Grève dans l'automobile aux Etats-Unis : l'espoir d'un accord « gagnant-gagnant » semble s'éloigner

Vendredi, le syndicat américain des travailleurs de l'automobile, l'UAW (United Auto Workers), a lancé une grève au sein des « Big 3 » (General Motors, Ford, Stellantis) afin de réclamer, notamment, des hausses de salaires. Si elle a, pour l'instant, un impact économique limité, elle semble bien partie pour durer, l'organisation ayant menacé d'une possible « amplification » si de meilleures propositions n'étaient pas faites.
Depuis vendredi, le syndicat américain des travailleurs de l'automobile, l'UAW, mène une grève au sein des « Big 3 » (General Motors, Ford, Stellantis) afin de réclamer, notamment, des hausses de salaires.
Depuis vendredi, le syndicat américain des travailleurs de l'automobile, l'UAW, mène une grève au sein des « Big 3 » (General Motors, Ford, Stellantis) afin de réclamer, notamment, des hausses de salaires. (Crédits : USA TODAY NETWORK via Reuters Connect)

Le gouvernement américain espère toujours une issue favorable à la grève qui touche le secteur de l'automobile aux Etats-Unis depuis vendredi dernier.
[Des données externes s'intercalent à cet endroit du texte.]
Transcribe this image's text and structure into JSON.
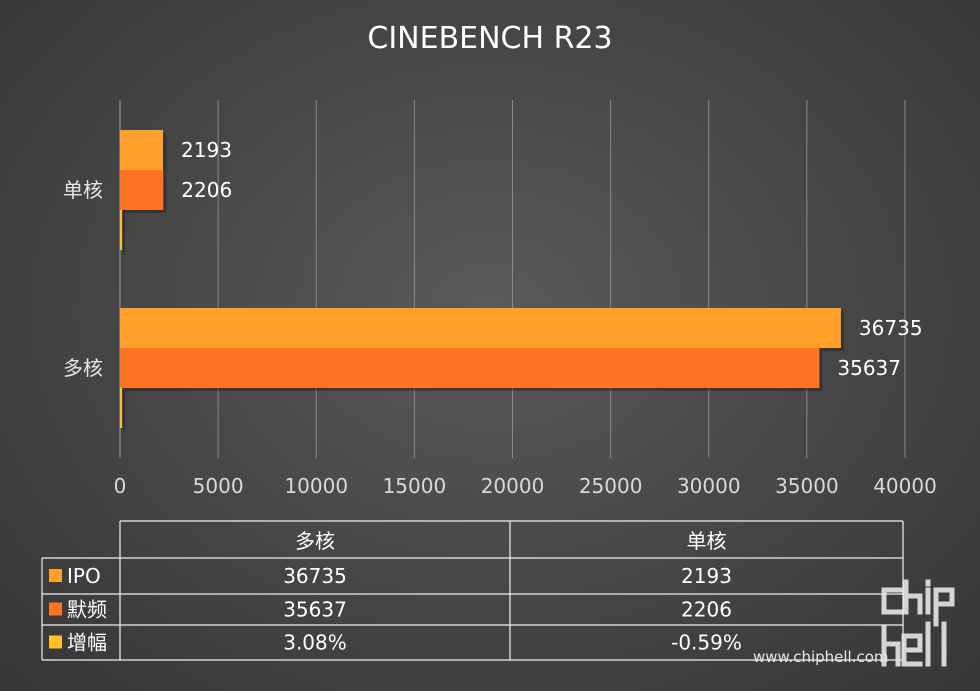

C'est du moins le cas de la secrétaire au Trésor américaine, Janet Yellen, qui a appelé, lundi, à un accord « gagnant-gagnant ».

« Le point important, je pense, est que les deux parties doivent aplanir leurs désaccords et travailler à un accord gagnant-gagnant, qui soit bon pour les travailleurs et pour l'industrie », a-t-elle affirmé.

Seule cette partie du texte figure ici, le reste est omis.